Given that he spends his regular working week editing film scripts, it should come as no great revelation that Nathan Roberts knows his way around a narrative. Live shows are very different beasts, of course, but this film buff turned standup also has a bunch of other tricks up his lengthy sleeves (tallness is one of the themes).

It kicks off with a well-made introductory video, then a philosophical quote that looks set to be ominously pretentious, but the amusing reveal suggests that we’re in safe hands here. So it proves. 

Actually the flyer also suggests that Glowed Up is very film-focussed, although that really only kicks in properly later on: this is largely your standard how-I-got-here debut standup hour, but with some well-worked multimedia inserts to keep things popping.

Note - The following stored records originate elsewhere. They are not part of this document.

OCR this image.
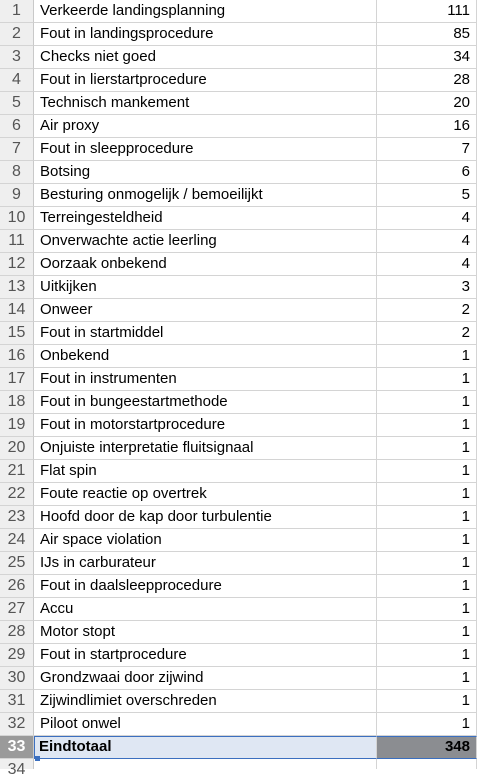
1	Verkeerde landingsplanning	111
2	Fout in landingsprocedure	85
3	Checks niet goed	34
4	Fout in lierstartprocedure	28
5	Technisch mankement	20
6	Air proxy	16
7	Fout in sleepprocedure	7
8	Botsing	6
9	Besturing onmogelijk / bemoeilijkt	5
10 Terreingesteldheid	4
11	Onverwachte actie leerling	4
12 Oorzaak onbekend	4
13 Uitkijken	3
14 Onweer	2
15 Fout in startmiddel	2
16 Onbekend	1
17 Fout in instrumenten	1
18 Fout in bungeestartmethode	1
19 Fout in motorstartprocedure	1
20 Onjuiste interpretatie fluitsignaal	1
21 Flat spin	1
22 Foute reactie op overtrek	1
23 Hoofd door de kap door turbulentie	1
24 Air space violation	1
25 IJs in carburateur	1
26 Fout in daalsleepprocedure	1
27 Accu	1
28 Motor stopt	1
29 Fout in startprocedure	1
30 Grondzwaai door zijwind	1
31 Zijwindlimiet overschreden	1
32 Piloot onwel	1
33 Eindtotaal	348
34
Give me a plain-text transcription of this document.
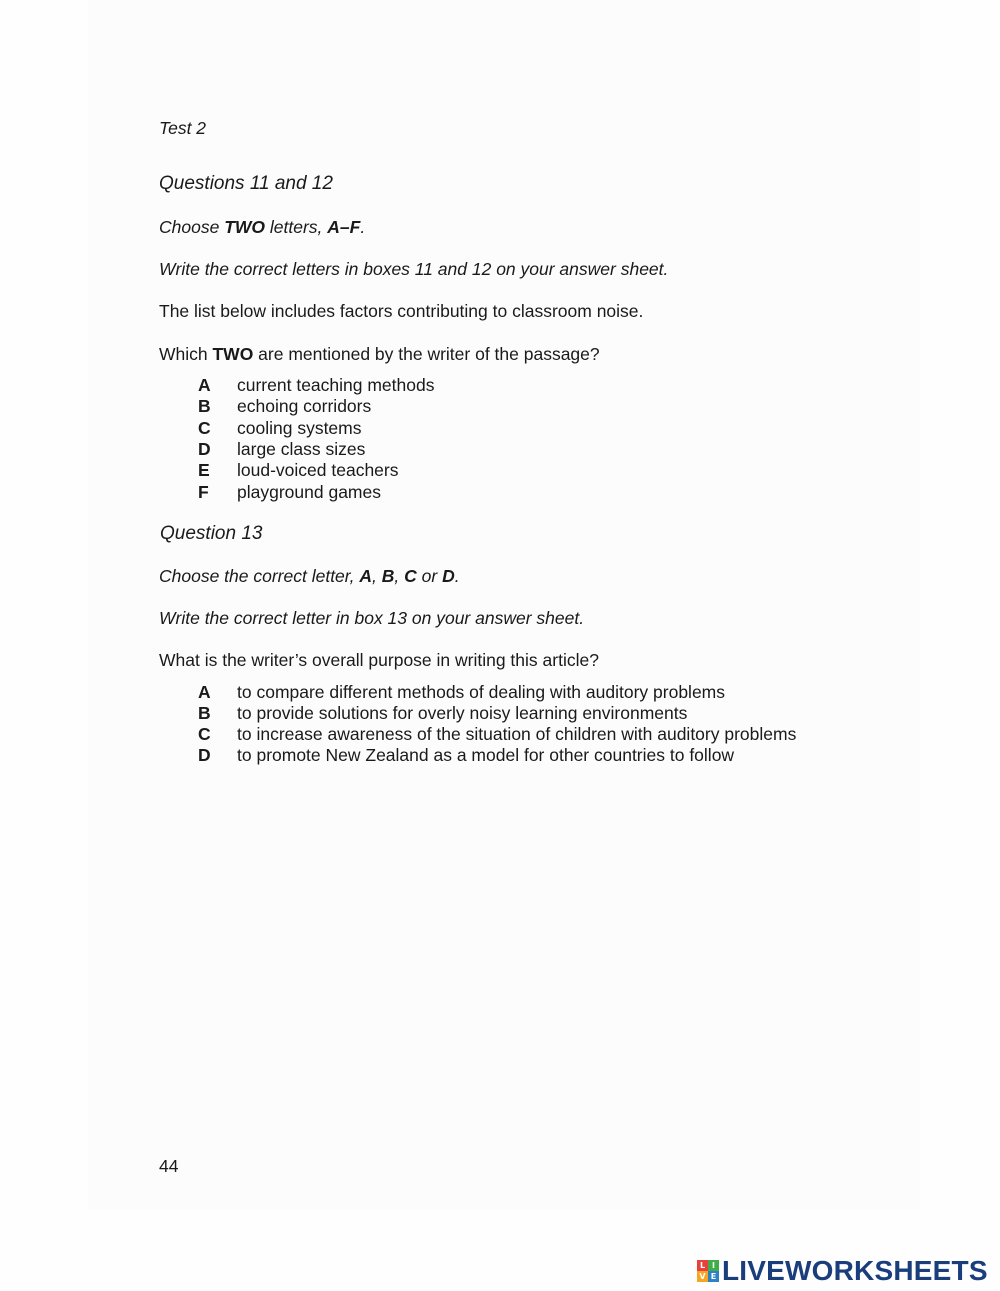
Test 2
Questions 11 and 12
Choose TWO letters, A–F.
Write the correct letters in boxes 11 and 12 on your answer sheet.
The list below includes factors contributing to classroom noise.
Which TWO are mentioned by the writer of the passage?
A current teaching methods
B echoing corridors
C cooling systems
D large class sizes
E loud-voiced teachers
F playground games
Question 13
Choose the correct letter, A, B, C or D.
Write the correct letter in box 13 on your answer sheet.
What is the writer’s overall purpose in writing this article?
A to compare different methods of dealing with auditory problems
B to provide solutions for overly noisy learning environments
C to increase awareness of the situation of children with auditory problems
D to promote New Zealand as a model for other countries to follow
44
L I
V E LIVEWORKSHEETS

There are some terrific lines along the way—Roberts does a fair bit of radio writing, and received the BBC’s Felix Dexter Bursary last year—and while his delivery isn’t wildly confident early on, those low-key set-ups often add extra ‘pow’ when a punchline hits. He’s also impressively at ease with random audience repartee, happy to wander off-script if potential arises.

That film theme really gets going in the second act (after another on-screen interlude, naturally) as a classic rom-com takes shape. Along the way Roberts makes some interesting points about how movies shape our romantic expectations, and—from his day job—how most scripts deal with race, and those themes eventually marry up via a late on-screen twist.